4 Erdogan als Vorbild?

In Deutschland hat der türkische Präsident Recep Tayyip Erdogan eine Fanbase unter Leuten mit türkischer Familiengeschichte, aber ansonsten gilt er eher als Partycrasher. Ziemlich unverschämt kommt dieser "Sultan" daher. Besonders Rechte mögen ihn nicht, aber womöglich nur, weil er kein christlicher Arier ist. Erdogan macht indes gerade, was deutsche Rechte fordern: Er kauft mehr Öl und Gas vom Kreml. Denn die Moral geht ihn nichts an, das Hemd ist ihm näher als die Hose, und alle anderen sollen bleiben, wo sie sind. Es ist erbärmlicher Egoismus. Attraktivität jedenfalls sieht anders aus.

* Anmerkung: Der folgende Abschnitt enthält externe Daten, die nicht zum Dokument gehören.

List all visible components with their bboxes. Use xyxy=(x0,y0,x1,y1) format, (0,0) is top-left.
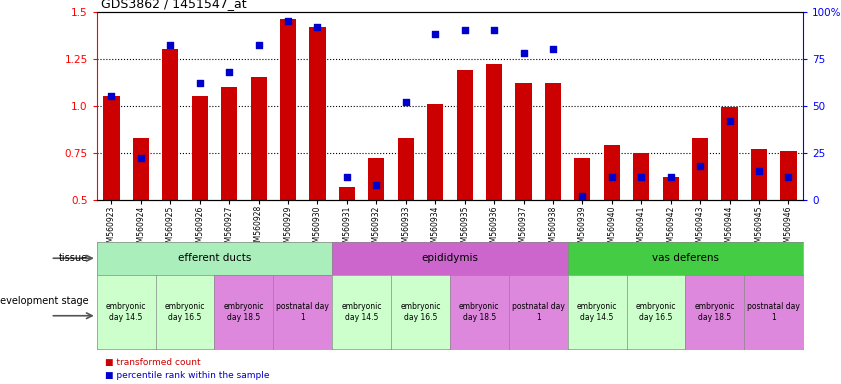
Bar xyxy=(457,70,473,200)
Point xyxy=(575,193,589,199)
Point xyxy=(546,46,559,52)
Point xyxy=(340,174,353,180)
Bar xyxy=(516,83,532,200)
Text: postnatal day
1: postnatal day 1 xyxy=(512,302,564,322)
Point xyxy=(487,27,500,33)
Point xyxy=(251,42,265,48)
Point xyxy=(104,93,118,99)
Text: embryonic
day 16.5: embryonic day 16.5 xyxy=(165,302,205,322)
Bar xyxy=(663,177,679,200)
Bar xyxy=(722,108,738,200)
Point xyxy=(134,155,147,161)
Text: embryonic
day 18.5: embryonic day 18.5 xyxy=(224,302,264,322)
Point xyxy=(222,69,235,75)
Bar xyxy=(368,158,384,200)
Text: embryonic
day 16.5: embryonic day 16.5 xyxy=(400,302,441,322)
Bar xyxy=(751,149,767,200)
Point xyxy=(634,174,648,180)
Point xyxy=(516,50,530,56)
Point xyxy=(605,174,618,180)
Text: embryonic
day 14.5: embryonic day 14.5 xyxy=(577,302,617,322)
Point xyxy=(281,18,294,24)
Point xyxy=(752,168,765,174)
Point xyxy=(399,99,412,105)
Bar xyxy=(251,78,267,200)
Point xyxy=(458,27,471,33)
Bar xyxy=(604,145,620,200)
Bar xyxy=(221,87,237,200)
Point xyxy=(193,80,206,86)
Bar xyxy=(545,83,561,200)
Bar xyxy=(280,19,296,200)
Text: development stage: development stage xyxy=(0,296,88,306)
Bar xyxy=(486,64,502,200)
Point xyxy=(369,182,383,188)
Bar xyxy=(339,187,355,200)
Point xyxy=(781,174,795,180)
Text: embryonic
day 14.5: embryonic day 14.5 xyxy=(106,302,146,322)
Bar xyxy=(398,137,414,200)
Bar xyxy=(192,96,208,200)
Bar xyxy=(427,104,443,200)
Text: postnatal day
1: postnatal day 1 xyxy=(277,302,329,322)
Text: vas deferens: vas deferens xyxy=(652,253,719,263)
Bar xyxy=(692,137,708,200)
Text: embryonic
day 14.5: embryonic day 14.5 xyxy=(341,302,382,322)
Text: ■ percentile rank within the sample: ■ percentile rank within the sample xyxy=(105,371,270,380)
Bar xyxy=(133,137,149,200)
Bar xyxy=(780,151,796,200)
Text: GDS3862 / 1451547_at: GDS3862 / 1451547_at xyxy=(101,0,246,10)
Text: embryonic
day 16.5: embryonic day 16.5 xyxy=(636,302,676,322)
Bar xyxy=(162,49,178,200)
Text: postnatal day
1: postnatal day 1 xyxy=(748,302,800,322)
Text: tissue: tissue xyxy=(59,253,88,263)
Bar xyxy=(633,152,649,200)
Text: embryonic
day 18.5: embryonic day 18.5 xyxy=(459,302,500,322)
Text: efferent ducts: efferent ducts xyxy=(177,253,251,263)
Text: embryonic
day 18.5: embryonic day 18.5 xyxy=(695,302,735,322)
Point xyxy=(163,42,177,48)
Point xyxy=(693,163,706,169)
Bar xyxy=(309,26,325,200)
Bar xyxy=(574,158,590,200)
Point xyxy=(310,23,324,30)
Text: ■ transformed count: ■ transformed count xyxy=(105,358,201,367)
Point xyxy=(428,31,442,37)
Point xyxy=(722,118,736,124)
Bar xyxy=(103,96,119,200)
Text: epididymis: epididymis xyxy=(421,253,479,263)
Point xyxy=(664,174,677,180)
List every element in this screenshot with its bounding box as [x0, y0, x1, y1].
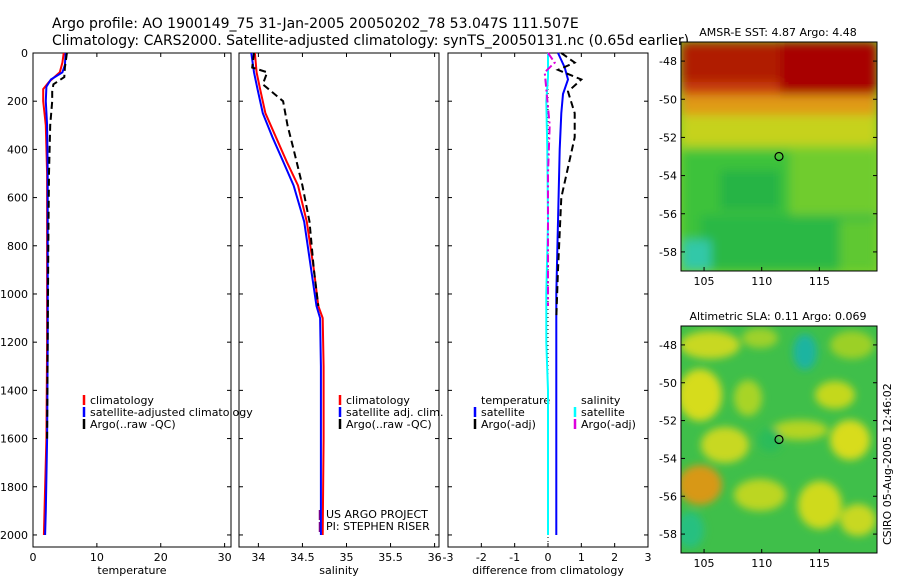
lat-tick-label: -54	[659, 170, 677, 183]
temperature-legend: climatology satellite-adjusted climatolo…	[82, 394, 253, 431]
lon-tick-label: 105	[694, 557, 715, 570]
salinity-panel: 34 34.5 35 35.5 36 salinity	[238, 52, 442, 577]
x-tick-label: 35.5	[378, 551, 403, 564]
x-tick-label: 0	[545, 551, 552, 564]
series-line-3	[543, 52, 557, 306]
legend-header-salinity: salinity	[581, 394, 621, 407]
salinity-plot-frame	[238, 52, 440, 548]
lat-tick-label: -48	[659, 339, 677, 352]
x-tick-label: 36	[428, 551, 442, 564]
lat-tick-label: -52	[659, 131, 677, 144]
legend-entry-sal-satellite: satellite	[581, 406, 625, 419]
y-tick-label: 1400	[0, 384, 28, 397]
project-credit: US ARGO PROJECT PI: STEPHEN RISER	[318, 508, 430, 533]
lat-tick-label: -56	[659, 490, 677, 503]
salinity-legend: climatology satellite adj. clim. Argo(..…	[338, 394, 443, 431]
legend-entry-climatology: climatology	[90, 394, 154, 407]
x-tick-label: 34	[251, 551, 265, 564]
legend-entry-argo: Argo(..raw -QC)	[90, 418, 176, 431]
credit-project: US ARGO PROJECT	[326, 508, 428, 521]
lon-tick-label: 110	[751, 275, 772, 288]
difference-panel: -3 -2 -1 0 1 2 3 difference from climatology	[443, 52, 652, 577]
lon-tick-label: 115	[809, 557, 830, 570]
legend-header-temperature: temperature	[481, 394, 550, 407]
float-location-marker	[774, 151, 784, 162]
legend-entry-argo: Argo(..raw -QC)	[346, 418, 432, 431]
x-tick-label: 2	[611, 551, 618, 564]
credit-pi: PI: STEPHEN RISER	[326, 520, 430, 533]
x-tick-label: -3	[443, 551, 454, 564]
sla-map-title: Altimetric SLA: 0.11 Argo: 0.069	[689, 310, 866, 323]
lat-tick-label: -54	[659, 452, 677, 465]
legend-entry-climatology: climatology	[346, 394, 410, 407]
lon-tick-label: 110	[751, 557, 772, 570]
difference-x-axis-label: difference from climatology	[472, 564, 624, 577]
sst_map-panel: -48 -50 -52 -54 -56 -58 105 110 115	[659, 55, 877, 288]
x-tick-label: 10	[90, 551, 104, 564]
y-tick-label: 1200	[0, 336, 28, 349]
x-tick-label: 34.5	[290, 551, 315, 564]
legend-entry-satellite-adjusted: satellite-adjusted climatology	[90, 406, 253, 419]
float-location-marker	[774, 434, 784, 445]
climatology-subtitle: Climatology: CARS2000. Satellite-adjuste…	[52, 33, 689, 49]
lat-tick-label: -50	[659, 93, 677, 106]
x-tick-label: 1	[578, 551, 585, 564]
difference-legend: temperature satellite Argo(-adj) salinit…	[473, 394, 636, 431]
y-tick-label: 800	[7, 240, 28, 253]
x-tick-label: 0	[30, 551, 37, 564]
lat-tick-label: -50	[659, 377, 677, 390]
x-tick-label: 20	[154, 551, 168, 564]
sst-heatmap	[681, 42, 877, 271]
x-tick-label: 35	[339, 551, 353, 564]
lat-tick-label: -48	[659, 55, 677, 68]
legend-entry-sal-argo: Argo(-adj)	[581, 418, 636, 431]
x-tick-label: -2	[476, 551, 487, 564]
series-line-0	[555, 52, 570, 535]
profile-title: Argo profile: AO 1900149_75 31-Jan-2005 …	[52, 16, 579, 32]
sla-heatmap	[681, 326, 877, 553]
salinity-x-axis-label: salinity	[319, 564, 359, 577]
csiro-timestamp: CSIRO 05-Aug-2005 12:46:02	[881, 383, 894, 545]
y-tick-label: 400	[7, 143, 28, 156]
series-line-2	[251, 52, 320, 307]
lat-tick-label: -56	[659, 208, 677, 221]
y-tick-label: 200	[7, 95, 28, 108]
y-tick-label: 0	[21, 47, 28, 60]
series-line-2	[545, 53, 550, 535]
temperature-plot-frame	[32, 52, 232, 548]
y-tick-label: 600	[7, 192, 28, 205]
y-tick-label: 1600	[0, 433, 28, 446]
lat-tick-label: -58	[659, 246, 677, 259]
sst-map-title: AMSR-E SST: 4.87 Argo: 4.48	[699, 26, 857, 39]
y-tick-label: 1800	[0, 481, 28, 494]
y-tick-label: 2000	[0, 529, 28, 542]
lat-tick-label: -58	[659, 528, 677, 541]
lon-tick-label: 105	[694, 275, 715, 288]
lon-tick-label: 115	[809, 275, 830, 288]
x-tick-label: -1	[509, 551, 520, 564]
x-tick-label: 3	[645, 551, 652, 564]
sla_map-panel: -48 -50 -52 -54 -56 -58 105 110 115	[659, 339, 877, 570]
lat-tick-label: -52	[659, 415, 677, 428]
legend-entry-temp-argo: Argo(-adj)	[481, 418, 536, 431]
x-tick-label: 30	[218, 551, 232, 564]
y-tick-label: 1000	[0, 288, 28, 301]
legend-entry-satellite-adj: satellite adj. clim.	[346, 406, 443, 419]
series-line-2	[46, 52, 68, 439]
series-line-1	[555, 52, 584, 319]
temperature-x-axis-label: temperature	[97, 564, 166, 577]
series-line-0	[253, 52, 325, 536]
series-line-1	[250, 52, 322, 535]
legend-entry-temp-satellite: satellite	[481, 406, 525, 419]
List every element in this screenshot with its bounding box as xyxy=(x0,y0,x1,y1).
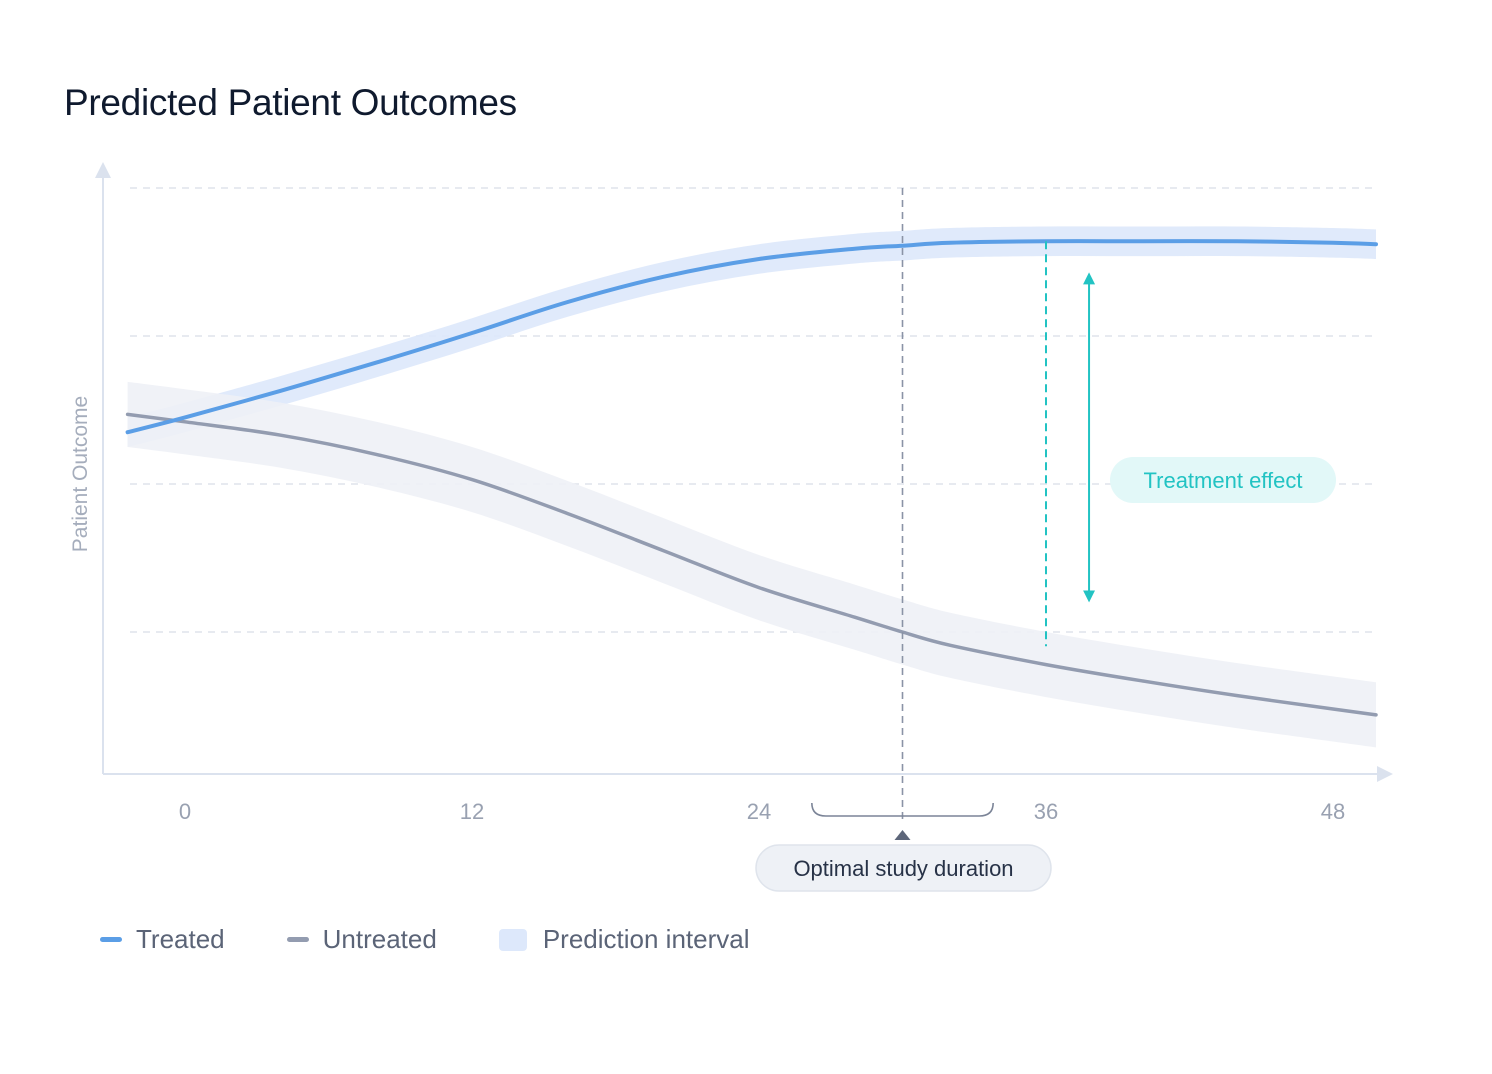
legend-label: Untreated xyxy=(322,924,437,954)
prediction-interval-untreated xyxy=(127,381,1377,748)
legend-label: Prediction interval xyxy=(542,924,750,954)
y-axis-label: Patient Outcome xyxy=(69,396,92,552)
optimal-duration-label: Optimal study duration xyxy=(793,856,1013,881)
legend-swatch xyxy=(100,937,122,942)
prediction-interval-treated xyxy=(127,226,1377,447)
chart-title: Predicted Patient Outcomes xyxy=(64,82,517,123)
x-tick-label: 12 xyxy=(460,799,484,824)
legend-item-untreated: Untreated xyxy=(286,924,437,955)
optimal-duration-bracket xyxy=(811,802,994,817)
series-line-treated xyxy=(125,239,1378,435)
treatment-effect-pill xyxy=(1110,457,1336,503)
treatment-effect-label: Treatment effect xyxy=(1144,468,1303,493)
legend-item-prediction-interval: Prediction interval xyxy=(498,924,750,955)
x-tick-label: 24 xyxy=(747,799,771,824)
chart-legend: Treated Untreated Prediction interval xyxy=(100,924,811,955)
optimal-duration-pill xyxy=(755,844,1052,892)
x-tick-label: 36 xyxy=(1034,799,1058,824)
legend-item-treated: Treated xyxy=(100,924,225,955)
series-line-untreated xyxy=(125,412,1378,717)
legend-label: Treated xyxy=(136,924,225,954)
legend-swatch xyxy=(286,937,309,942)
legend-swatch xyxy=(498,928,527,951)
x-tick-label: 48 xyxy=(1321,799,1345,824)
x-tick-label: 0 xyxy=(179,799,191,824)
optimal-duration-pointer xyxy=(894,830,911,840)
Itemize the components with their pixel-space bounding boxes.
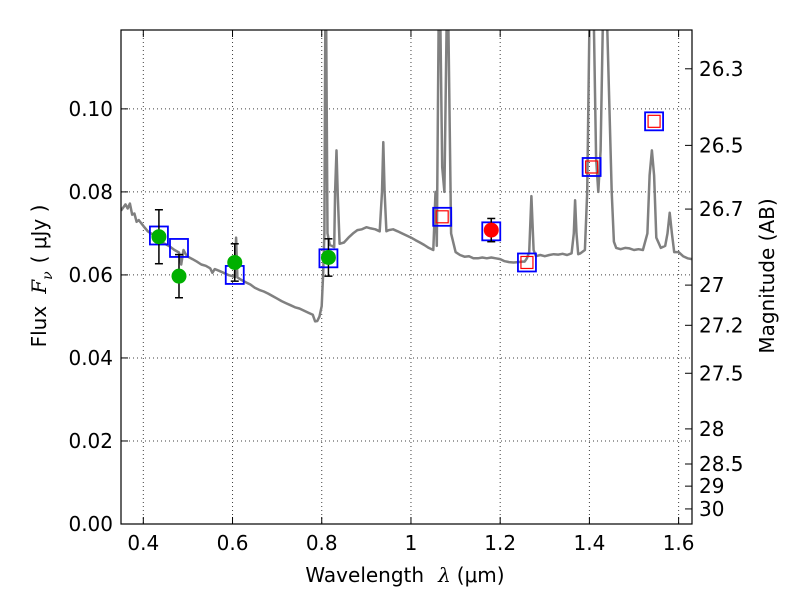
magnitude-tick-label: 30 [699,497,724,521]
x-tick-label: 1 [405,531,418,555]
x-tick-label: 1.6 [663,531,695,555]
magnitude-tick-label: 28 [699,417,724,441]
y-tick-label: 0.08 [68,180,113,204]
observed-upper-square [435,210,449,224]
y-axis-label: FluxFν( μJy ) [27,205,56,348]
magnitude-tick-label: 29 [699,474,724,498]
axes: 0.4 0.6 0.8 1 1.2 1.4 1.6 0.00 0.02 0.04 0.06 0.08 0… [68,29,744,555]
plot-frame [120,29,693,525]
model-band-square [517,252,537,273]
y-tick-label: 0.04 [68,346,113,370]
observed-upper-square [647,114,661,128]
model-band-square [644,111,664,132]
x-tick-label: 0.8 [306,531,338,555]
y-tick-label: 0.10 [68,97,113,121]
magnitude-tick-label: 26.5 [699,133,744,157]
magnitude-tick-label: 28.5 [699,452,744,476]
x-tick-label: 0.6 [217,531,249,555]
x-tick-label: 0.4 [127,531,159,555]
x-tick-label: 1.2 [484,531,516,555]
observed-red-point [483,222,499,238]
x-tick-label: 1.4 [573,531,605,555]
observed-green-point [320,249,336,265]
magnitude-tick-label: 26.7 [699,197,744,221]
y-tick-label: 0.06 [68,263,113,287]
marker-layer [149,111,664,299]
magnitude-tick-label: 26.3 [699,57,744,81]
model-band-square [432,206,453,227]
y-tick-label: 0.02 [68,429,113,453]
model-band-square [581,157,602,177]
observed-green-point [171,268,187,284]
x-axis-label: Wavelength λ (μm) [305,563,504,587]
observed-green-point [151,229,167,245]
observed-upper-square [585,160,599,174]
magnitude-tick-label: 27.5 [699,361,744,385]
observed-green-point [227,254,243,270]
y2-axis-label: Magnitude (AB) [755,198,779,353]
magnitude-tick-label: 27.2 [699,313,744,337]
y-tick-label: 0.00 [68,512,113,536]
magnitude-tick-label: 27 [699,273,724,297]
observed-upper-square [520,255,534,270]
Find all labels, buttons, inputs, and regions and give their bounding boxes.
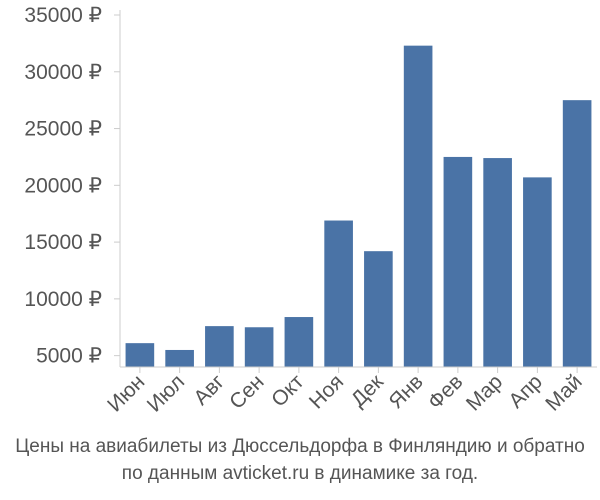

5 Ungarns prekärer Wetterdienst

In Budapest wurde die Leiterin des staatlichen Wetterdienstes gefeuert. Wegen Korruption? Oder schlechter Amtsführung? Nein, wegen eines vorhergesagten Gewitters, das dann doch nicht kam. Pech nur, dass zu diesem Zeitpunkt ein Feuerwerk zum Nationalfeiertag geplant gewesen war; es wurde abgesagt. Um die Freude rund ums Ballern gebracht, warfen rechte Medien den Meteorologen vor, das Spektakel durch "falsche Informationen" verhindert zu haben – das klingt nach dem Fakenews-Gelaber vom Fakenewsmeister Donald Trump. Also gab es in Ungarn ein Bauernopfer. Wie billig ist das denn? Und das im Bewusstsein, dass im Jahr 2006 bei solch einem Feuerwerk wegen eines Gewitters sechs Menschen starben und 300 verletzt wurden? Aber hey, erwischen tut es immer die anderen…

6 Der Luxus der Anderen

Apropos die Anderen: Im Netz häufen sich "Sichtungen" von angeblich luxuriösen Autos in Deutschland mit ukrainischem Kennzeichen. Das ist der Gipfel der Traurigkeit. Erstens gibt es für diese Subjektivitäten keine belastbaren "Regierungszahlen", wie Herr Höcke sagen würde. Und zum anderen sind die in den Sozialen Medien fotografierten Fahrzeuge oft alles andere als luxuriös. Auch selbst wenn: Dürfen Reiche nicht vor Krieg fliehen? Sollen sie ihre Gefährte in Panzer umrüsten? Solche Sichtungen können eigentlich nur von Neid und/oder Missgunst getrieben sein. Worum geht es da? Um die Relativierung von Kriegsleid? Um dann selbst ein großes Klagelied darüber anklingen, dass im deutschen Winter Frieren & Frust drohen würden?

Es ist alles klein. Rechte sollten sich überlegen, wie all diese Konzepte rüberkommen. Ganz höflich formuliert, taugen sie zum Vorbild kaum.